Compare the Top Qualitative Data Analysis Software for Cloud as of June 2026 - Page 3

  • 1
    Commerce.AI

    Commerce.AI

    Commerce.AI

    Our systems intelligently gather a variety of high quality unstructured data streams across hundreds of sources, in the form of text, voice, images and videos. Our systems clean this data and are trained to extract signals across products, services, attributes, brands, sentiments, customers, markets, and trends. It gets synthesized and contextualized using our proprietary Deep Product Learning ® technology. Use our enterprise-grade integrations to ingest your private data. Assess and benchmark your view of your products and services with the competitive landscape. Our platform delivers powerful AI-driven actions where you need it - dashboard, APIs and integrations - and turn insights into action, across PIMs, CRMs, voice assistants, chatbots, and more.
  • 2
    BuildBetter

    BuildBetter

    BuildBetter

    Make better product decisions 5x faster.
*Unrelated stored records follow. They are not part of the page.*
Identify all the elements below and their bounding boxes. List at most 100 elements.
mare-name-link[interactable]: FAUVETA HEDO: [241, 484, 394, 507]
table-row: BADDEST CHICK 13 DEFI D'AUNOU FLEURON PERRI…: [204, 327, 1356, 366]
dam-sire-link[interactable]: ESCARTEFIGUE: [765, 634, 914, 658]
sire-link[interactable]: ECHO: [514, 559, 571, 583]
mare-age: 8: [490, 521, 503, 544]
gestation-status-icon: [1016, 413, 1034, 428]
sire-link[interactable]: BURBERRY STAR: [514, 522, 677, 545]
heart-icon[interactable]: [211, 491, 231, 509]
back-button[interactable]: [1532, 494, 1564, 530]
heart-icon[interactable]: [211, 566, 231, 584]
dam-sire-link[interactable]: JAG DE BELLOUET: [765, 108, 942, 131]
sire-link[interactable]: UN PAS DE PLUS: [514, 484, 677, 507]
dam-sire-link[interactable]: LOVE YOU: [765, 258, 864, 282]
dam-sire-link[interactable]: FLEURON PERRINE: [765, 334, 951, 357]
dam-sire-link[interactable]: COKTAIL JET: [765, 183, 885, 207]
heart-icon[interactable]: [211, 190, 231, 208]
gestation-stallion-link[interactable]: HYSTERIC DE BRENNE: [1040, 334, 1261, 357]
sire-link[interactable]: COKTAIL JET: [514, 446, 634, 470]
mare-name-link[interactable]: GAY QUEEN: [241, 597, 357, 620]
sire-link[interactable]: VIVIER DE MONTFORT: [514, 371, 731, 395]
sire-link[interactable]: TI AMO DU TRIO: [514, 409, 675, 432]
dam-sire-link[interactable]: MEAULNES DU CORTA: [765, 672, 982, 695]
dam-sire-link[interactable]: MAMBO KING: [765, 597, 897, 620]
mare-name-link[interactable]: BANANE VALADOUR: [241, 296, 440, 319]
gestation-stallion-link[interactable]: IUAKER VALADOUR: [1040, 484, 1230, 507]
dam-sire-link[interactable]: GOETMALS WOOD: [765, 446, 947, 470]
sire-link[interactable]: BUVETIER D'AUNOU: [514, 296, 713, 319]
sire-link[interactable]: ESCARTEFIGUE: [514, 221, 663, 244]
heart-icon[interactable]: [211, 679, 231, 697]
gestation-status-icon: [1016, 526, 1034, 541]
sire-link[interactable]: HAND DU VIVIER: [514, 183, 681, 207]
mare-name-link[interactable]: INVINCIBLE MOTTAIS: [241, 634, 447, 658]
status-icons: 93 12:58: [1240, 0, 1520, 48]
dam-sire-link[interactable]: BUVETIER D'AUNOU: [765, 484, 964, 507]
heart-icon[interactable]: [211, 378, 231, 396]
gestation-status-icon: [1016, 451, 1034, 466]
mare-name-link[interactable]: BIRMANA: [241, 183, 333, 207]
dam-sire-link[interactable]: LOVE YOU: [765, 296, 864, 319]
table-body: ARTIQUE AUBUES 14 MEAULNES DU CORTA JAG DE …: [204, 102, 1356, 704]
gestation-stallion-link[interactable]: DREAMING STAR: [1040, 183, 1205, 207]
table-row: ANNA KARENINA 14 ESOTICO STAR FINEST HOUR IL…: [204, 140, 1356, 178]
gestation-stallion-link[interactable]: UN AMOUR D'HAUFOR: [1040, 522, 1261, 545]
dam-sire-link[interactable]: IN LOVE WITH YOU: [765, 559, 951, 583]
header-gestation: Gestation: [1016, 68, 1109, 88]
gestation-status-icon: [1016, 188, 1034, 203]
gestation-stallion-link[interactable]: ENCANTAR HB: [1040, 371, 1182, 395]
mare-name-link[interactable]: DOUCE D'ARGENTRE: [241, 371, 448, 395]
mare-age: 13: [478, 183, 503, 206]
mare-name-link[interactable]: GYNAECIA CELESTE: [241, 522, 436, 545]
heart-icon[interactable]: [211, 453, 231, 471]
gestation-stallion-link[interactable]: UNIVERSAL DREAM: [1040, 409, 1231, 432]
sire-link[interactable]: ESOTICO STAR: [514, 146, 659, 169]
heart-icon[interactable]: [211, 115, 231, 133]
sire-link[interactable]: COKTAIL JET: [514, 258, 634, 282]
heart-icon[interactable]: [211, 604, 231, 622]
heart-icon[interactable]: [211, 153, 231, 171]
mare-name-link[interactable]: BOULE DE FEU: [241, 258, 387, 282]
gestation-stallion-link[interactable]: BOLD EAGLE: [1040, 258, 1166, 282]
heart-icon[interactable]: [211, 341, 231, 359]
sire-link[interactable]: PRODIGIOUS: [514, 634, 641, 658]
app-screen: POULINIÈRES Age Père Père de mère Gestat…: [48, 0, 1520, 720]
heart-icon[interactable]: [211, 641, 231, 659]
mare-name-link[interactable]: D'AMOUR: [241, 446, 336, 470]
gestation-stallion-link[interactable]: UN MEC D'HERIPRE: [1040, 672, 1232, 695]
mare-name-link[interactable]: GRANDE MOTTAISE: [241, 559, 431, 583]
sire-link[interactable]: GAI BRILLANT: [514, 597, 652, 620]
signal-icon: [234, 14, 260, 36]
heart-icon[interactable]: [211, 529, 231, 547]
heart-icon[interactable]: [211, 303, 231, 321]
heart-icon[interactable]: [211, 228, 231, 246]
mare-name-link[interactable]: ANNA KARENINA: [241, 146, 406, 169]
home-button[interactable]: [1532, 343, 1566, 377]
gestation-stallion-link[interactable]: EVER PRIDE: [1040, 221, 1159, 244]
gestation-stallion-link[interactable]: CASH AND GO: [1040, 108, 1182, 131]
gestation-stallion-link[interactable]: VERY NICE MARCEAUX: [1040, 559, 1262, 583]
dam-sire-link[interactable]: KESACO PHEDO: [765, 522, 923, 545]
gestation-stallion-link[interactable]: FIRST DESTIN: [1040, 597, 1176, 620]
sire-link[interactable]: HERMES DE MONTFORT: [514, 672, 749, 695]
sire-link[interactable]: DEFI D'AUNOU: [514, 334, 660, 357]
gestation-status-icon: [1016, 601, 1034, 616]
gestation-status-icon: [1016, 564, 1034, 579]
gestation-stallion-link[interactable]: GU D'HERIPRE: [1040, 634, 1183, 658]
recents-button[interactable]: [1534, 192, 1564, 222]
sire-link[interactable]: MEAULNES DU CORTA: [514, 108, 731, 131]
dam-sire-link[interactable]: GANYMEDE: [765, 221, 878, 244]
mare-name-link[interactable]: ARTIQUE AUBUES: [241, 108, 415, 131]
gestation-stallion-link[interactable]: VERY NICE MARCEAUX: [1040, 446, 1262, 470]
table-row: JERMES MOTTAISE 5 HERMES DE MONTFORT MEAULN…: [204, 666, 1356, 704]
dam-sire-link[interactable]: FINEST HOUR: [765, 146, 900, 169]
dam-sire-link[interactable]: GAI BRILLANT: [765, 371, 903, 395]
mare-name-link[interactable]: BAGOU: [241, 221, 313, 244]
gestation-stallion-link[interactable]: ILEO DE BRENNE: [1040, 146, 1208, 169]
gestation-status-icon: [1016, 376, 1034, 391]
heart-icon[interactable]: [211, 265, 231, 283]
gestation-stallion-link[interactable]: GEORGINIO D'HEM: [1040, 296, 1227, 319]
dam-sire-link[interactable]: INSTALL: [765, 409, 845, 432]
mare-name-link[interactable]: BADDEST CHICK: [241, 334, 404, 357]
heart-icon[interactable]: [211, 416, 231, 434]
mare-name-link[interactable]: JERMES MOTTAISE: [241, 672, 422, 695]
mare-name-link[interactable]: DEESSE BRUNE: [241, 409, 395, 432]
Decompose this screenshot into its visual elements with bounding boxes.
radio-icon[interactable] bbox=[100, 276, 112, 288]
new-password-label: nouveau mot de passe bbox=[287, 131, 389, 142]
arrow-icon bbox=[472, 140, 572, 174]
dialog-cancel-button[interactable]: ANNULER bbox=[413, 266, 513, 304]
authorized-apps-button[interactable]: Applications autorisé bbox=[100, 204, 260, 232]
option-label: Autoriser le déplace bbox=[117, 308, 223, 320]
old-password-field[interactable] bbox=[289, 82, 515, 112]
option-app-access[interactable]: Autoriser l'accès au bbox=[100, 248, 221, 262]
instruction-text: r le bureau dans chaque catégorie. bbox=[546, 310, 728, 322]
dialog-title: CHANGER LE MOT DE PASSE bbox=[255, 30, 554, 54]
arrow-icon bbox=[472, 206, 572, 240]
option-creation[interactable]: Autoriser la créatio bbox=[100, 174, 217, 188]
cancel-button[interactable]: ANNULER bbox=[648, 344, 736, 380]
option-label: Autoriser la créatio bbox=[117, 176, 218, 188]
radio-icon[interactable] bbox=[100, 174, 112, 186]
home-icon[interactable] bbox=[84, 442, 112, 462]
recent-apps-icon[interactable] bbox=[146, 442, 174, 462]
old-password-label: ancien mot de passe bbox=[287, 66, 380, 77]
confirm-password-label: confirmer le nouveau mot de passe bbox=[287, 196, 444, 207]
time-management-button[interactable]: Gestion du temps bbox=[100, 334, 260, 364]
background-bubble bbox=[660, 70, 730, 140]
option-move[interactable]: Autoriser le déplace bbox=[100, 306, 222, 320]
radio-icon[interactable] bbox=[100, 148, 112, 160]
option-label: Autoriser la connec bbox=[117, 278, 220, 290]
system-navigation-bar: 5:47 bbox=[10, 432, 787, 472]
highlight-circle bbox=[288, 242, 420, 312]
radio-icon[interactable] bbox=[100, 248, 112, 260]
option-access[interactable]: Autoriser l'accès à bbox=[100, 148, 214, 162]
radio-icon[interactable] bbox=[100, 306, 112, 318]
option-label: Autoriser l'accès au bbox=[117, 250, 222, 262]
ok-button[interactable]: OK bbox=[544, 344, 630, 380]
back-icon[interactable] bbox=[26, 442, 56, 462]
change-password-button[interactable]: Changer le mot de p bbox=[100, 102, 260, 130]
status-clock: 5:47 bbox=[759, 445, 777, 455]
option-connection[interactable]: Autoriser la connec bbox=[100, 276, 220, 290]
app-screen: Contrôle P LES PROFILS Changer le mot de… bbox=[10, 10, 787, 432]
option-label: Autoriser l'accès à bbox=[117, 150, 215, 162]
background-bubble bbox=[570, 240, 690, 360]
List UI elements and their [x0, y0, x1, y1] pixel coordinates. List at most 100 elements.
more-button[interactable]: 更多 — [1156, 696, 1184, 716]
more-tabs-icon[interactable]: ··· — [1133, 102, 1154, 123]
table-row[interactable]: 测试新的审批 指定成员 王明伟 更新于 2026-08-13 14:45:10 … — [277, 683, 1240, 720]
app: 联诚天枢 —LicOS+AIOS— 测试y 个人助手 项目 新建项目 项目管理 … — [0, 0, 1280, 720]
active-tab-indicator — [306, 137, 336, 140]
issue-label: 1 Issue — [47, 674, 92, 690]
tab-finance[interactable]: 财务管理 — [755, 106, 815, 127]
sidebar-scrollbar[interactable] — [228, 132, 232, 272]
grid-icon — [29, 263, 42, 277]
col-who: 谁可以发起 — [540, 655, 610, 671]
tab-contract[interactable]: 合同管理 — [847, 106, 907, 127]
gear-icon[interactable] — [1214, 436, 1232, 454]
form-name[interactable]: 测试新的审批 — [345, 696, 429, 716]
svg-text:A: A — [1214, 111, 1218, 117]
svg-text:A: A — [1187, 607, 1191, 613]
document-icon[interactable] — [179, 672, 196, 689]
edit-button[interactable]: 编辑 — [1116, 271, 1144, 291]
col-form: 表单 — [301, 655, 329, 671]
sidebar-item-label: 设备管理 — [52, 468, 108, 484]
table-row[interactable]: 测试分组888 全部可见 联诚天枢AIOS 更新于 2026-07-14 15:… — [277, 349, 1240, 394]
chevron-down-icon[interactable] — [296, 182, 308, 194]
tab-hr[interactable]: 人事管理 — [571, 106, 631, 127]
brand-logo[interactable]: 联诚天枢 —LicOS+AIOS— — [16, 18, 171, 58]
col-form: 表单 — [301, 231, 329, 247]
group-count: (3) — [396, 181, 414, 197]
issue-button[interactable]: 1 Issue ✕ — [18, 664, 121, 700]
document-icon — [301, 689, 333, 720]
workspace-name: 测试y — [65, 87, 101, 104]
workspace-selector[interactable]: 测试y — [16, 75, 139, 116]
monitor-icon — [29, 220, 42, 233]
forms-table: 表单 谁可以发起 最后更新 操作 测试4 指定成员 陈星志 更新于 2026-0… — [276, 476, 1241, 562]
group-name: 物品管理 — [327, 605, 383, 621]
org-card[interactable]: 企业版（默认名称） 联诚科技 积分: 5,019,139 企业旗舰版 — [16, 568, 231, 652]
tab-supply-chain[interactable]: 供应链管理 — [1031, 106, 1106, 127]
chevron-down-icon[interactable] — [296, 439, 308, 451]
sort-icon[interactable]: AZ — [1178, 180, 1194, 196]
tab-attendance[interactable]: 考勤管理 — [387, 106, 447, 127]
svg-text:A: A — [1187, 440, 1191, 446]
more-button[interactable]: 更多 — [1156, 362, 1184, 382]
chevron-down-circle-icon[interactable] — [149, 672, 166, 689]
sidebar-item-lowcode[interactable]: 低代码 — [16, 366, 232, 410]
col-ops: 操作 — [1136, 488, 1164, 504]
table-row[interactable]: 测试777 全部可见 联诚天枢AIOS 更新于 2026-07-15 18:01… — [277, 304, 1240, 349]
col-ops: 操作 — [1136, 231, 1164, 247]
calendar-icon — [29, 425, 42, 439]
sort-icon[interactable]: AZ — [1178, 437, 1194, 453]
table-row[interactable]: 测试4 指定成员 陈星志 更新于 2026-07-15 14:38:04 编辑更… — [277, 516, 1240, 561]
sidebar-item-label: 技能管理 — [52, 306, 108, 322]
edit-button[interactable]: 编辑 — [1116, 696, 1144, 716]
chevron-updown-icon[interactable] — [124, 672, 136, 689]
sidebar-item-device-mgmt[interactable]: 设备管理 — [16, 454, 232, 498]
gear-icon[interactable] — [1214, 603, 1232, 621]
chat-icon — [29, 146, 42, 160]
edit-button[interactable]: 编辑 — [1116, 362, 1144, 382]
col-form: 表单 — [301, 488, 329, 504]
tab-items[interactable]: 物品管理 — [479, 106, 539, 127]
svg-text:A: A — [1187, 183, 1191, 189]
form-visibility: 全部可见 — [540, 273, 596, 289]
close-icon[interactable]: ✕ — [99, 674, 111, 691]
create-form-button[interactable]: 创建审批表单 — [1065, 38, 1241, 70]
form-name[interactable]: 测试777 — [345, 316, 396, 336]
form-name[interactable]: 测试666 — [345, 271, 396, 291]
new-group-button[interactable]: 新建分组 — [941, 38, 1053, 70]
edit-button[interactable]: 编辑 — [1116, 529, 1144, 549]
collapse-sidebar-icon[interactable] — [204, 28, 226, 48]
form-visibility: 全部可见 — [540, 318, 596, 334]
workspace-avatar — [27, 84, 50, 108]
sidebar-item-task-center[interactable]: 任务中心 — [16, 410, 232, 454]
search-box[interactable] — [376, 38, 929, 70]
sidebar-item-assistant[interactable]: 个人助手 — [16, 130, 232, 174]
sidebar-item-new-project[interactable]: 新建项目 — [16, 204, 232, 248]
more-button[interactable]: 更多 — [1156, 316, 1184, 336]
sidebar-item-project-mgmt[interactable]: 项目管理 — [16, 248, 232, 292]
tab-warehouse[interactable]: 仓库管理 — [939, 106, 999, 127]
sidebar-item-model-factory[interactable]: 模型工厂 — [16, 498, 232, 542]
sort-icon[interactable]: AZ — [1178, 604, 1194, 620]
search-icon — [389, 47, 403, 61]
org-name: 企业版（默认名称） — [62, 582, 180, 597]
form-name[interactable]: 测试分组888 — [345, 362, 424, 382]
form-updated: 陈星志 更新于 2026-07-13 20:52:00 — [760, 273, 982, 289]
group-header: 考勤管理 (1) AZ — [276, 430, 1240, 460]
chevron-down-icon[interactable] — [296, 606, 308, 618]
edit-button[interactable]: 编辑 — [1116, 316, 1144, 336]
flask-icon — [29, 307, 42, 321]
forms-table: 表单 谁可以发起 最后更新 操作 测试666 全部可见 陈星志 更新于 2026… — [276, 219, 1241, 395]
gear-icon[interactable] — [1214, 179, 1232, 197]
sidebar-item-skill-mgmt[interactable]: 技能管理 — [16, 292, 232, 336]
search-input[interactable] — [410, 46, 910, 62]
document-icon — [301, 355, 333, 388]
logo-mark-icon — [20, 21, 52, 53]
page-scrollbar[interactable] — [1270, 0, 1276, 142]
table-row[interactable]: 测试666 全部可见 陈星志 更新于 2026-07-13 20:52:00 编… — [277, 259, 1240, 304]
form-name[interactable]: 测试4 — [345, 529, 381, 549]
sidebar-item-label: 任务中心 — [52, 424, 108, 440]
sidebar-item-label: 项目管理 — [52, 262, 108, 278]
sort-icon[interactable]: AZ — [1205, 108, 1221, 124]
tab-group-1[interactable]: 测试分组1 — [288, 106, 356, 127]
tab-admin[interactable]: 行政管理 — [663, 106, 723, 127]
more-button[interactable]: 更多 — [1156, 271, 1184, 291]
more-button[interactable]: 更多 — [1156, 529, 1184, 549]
Find the signal in the noise - BuildBetter's proprietary Signal Engine powers everything from search to extractions, organizing, and summarizing your qualitative data. Find 78% more insights from your customers with existing data compared to teams using manual product research tools. A quantum leap in qualitative analysis. Save on average 200 hours a year on organizing insights from your customers into topics, themes, problems, and more. Summarizations that are so good it almost feels like cheating. Whether it's a summary of a call, a topic, a feature request, and anything else BuildBetter can process, we can turn it into sharable insights. Internal, external, and everything in between. BuildBetter's proprietary Call Intelligence powered by Signal Engine allows you to track and analyze every call that comes into your product team.
  • 3
    WizWhy

    WizWhy

    WizSoft

    WizWhy determines how the values of one field in the data are affected by the values of other fields. The system performs its analysis based on one field selected by the user as the dependent variable, while the other fields are the independent variables (or conditions). The dependent variable can be analyzed as either Boolean or continuous. The user can fine-tune the analysis by defining parameters such as the minimum probability of the rules, the minimum number of cases in each rule and the cost of a miss vs. the cost of false alarm. WizWhy reveals and lists the rules that relate between the dependent variable and other fields (conditions). The rules are formulated as if-then and if-and-only-if statements. On the basis of the discovered rules WizWhy points out the main patterns, the unexpected rules (interesting phenomena) and the unexpected cases in the data. WizWhy can issue predictions for new cases on the basis of the discovered rules.